Two women going for a walk steps
Scientists have found the optimum number of steps needed to offset being sedentary. (Getty Images)

For years it’s been drilled into us that walking 10,000 steps per day is the optimum number for good health – and a new study has provided further evidence to back this up.

Scientists at the University of Sydney in Australia have looked at the exact number of steps people need to do each day in order to offset their sitting time, or sedentary lifestyles.

The researchers looked at the 72,174 people currently contributing to the UK Biobank, a long-term data set that began in 2006 and will track people’s health measures for over 30 years.

Looking at nearly seven years worth of data, the Australian researchers determined that the average Brits is sedentary, or sits, for 10.6 hours per day.

The study found that the more steps people took, the less likely they were to die young and were more likely to lower their risk of cardiovascular disease – with 9,000 to 10,000 steps per day being the optimum number.

However, they started seeing benefits in people from as much as 4,000 to 4,500 steps per day.

"Any amount of daily steps above the referent 2,200 steps per day was associated with lower mortality and incident CVD risk, for low and high sedentary time," study author Matthew Ahmadi said.

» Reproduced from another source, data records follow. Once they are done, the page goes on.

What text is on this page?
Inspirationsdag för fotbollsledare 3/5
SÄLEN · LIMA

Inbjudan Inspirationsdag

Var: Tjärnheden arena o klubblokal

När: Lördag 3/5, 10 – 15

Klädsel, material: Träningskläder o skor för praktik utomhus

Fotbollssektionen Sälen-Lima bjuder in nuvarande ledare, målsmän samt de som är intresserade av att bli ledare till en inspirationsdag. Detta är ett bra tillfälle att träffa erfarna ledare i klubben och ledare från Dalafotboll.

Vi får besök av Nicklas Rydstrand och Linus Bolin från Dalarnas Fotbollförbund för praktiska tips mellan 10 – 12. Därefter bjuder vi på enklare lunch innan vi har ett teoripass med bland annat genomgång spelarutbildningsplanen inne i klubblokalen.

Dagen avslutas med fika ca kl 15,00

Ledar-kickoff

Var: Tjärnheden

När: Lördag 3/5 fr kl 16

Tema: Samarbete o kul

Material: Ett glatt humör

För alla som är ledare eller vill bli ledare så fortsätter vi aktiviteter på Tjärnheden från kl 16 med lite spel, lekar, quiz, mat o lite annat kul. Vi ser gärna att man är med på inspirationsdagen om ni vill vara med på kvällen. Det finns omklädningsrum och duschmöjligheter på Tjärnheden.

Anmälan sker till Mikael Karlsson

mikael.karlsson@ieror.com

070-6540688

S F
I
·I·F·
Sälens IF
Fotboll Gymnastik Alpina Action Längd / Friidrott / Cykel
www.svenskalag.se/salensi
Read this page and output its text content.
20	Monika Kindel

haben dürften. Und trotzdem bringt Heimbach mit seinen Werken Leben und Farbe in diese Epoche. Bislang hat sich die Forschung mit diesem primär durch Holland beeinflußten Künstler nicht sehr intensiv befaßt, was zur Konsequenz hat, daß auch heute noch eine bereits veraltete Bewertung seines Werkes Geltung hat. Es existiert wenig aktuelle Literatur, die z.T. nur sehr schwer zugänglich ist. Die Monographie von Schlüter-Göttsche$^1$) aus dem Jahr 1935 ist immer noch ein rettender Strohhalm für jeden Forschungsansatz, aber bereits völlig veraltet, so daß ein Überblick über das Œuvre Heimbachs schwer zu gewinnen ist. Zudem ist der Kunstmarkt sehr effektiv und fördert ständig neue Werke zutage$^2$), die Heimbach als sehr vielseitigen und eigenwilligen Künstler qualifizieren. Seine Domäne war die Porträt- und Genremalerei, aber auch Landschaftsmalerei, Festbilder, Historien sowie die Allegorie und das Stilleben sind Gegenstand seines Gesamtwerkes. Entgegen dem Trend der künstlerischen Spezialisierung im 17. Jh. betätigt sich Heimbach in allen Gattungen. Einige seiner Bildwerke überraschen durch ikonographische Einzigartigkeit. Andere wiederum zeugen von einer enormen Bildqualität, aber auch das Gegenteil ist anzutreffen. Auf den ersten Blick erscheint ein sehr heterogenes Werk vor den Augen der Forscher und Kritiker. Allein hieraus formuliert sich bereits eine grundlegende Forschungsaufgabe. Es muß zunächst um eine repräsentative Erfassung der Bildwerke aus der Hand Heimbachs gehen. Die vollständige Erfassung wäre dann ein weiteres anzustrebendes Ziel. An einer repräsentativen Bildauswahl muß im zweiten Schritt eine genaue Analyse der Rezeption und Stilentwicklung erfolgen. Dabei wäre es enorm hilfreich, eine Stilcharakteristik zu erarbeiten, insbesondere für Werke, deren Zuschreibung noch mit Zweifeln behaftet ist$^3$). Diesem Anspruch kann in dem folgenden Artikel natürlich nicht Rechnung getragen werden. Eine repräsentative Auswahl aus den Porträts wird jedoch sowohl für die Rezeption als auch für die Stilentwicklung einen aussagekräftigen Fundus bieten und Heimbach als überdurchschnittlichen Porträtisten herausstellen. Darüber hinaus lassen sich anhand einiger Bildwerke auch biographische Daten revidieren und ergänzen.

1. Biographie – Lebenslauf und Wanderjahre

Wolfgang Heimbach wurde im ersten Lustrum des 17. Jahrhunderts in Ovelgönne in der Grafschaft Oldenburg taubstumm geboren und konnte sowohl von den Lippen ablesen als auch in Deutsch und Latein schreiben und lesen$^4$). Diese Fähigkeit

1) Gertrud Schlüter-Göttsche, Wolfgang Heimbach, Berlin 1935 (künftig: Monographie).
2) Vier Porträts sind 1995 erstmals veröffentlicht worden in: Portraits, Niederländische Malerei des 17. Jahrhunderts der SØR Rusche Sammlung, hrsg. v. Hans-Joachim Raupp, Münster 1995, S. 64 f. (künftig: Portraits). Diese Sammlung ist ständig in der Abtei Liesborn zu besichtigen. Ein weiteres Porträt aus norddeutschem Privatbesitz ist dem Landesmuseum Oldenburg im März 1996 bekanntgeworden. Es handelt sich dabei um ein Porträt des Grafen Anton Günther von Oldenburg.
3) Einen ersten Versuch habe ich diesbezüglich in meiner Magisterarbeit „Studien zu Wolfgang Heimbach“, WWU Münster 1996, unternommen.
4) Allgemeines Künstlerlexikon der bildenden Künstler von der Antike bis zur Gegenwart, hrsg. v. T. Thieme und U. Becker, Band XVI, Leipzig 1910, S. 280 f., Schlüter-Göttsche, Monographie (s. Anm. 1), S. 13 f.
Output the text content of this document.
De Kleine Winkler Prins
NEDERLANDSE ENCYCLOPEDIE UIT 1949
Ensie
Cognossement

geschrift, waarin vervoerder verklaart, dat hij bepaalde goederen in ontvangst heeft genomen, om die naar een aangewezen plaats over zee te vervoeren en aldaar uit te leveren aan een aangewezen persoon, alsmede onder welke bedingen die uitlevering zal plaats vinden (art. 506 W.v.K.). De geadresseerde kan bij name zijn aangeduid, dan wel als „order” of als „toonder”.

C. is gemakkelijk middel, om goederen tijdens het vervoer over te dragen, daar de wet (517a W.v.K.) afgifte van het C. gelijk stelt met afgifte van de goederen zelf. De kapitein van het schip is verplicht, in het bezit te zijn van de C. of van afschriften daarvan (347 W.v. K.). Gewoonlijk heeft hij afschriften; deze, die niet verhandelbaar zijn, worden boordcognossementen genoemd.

"Accruing between 9,000 and 10,000 steps a day optimally lowered the risk of mortality and incident CVD among highly sedentary participants."

The more steps you do, the better the long-term health benefits. (Getty Images)
The more steps you do, the better the long-term health benefits. (Getty Images)

In total, those that walked between 9,000 and 10,000 steps per day lowered their risk of cardiovascular disease by 21% and their risk of an early death by 39%.

“[This data] holds an important public health message that all movement matters and that people can and should try to offset the health consequences of unavoidable sedentary time by upping their daily step count,” Ahmadi added.

The new research comes after a study from last year of 226,889 participants found that people were less likely to die from all causes if they walked 3,967 steps per day.

A separate study from 2022 found that walking just 3,800 steps per day can slash someone’s risk of dementia by 25%.

So, if you do find yourself sedentary a lot of the time, be sure to make some time to up your step count where possible – your health will thank you for it.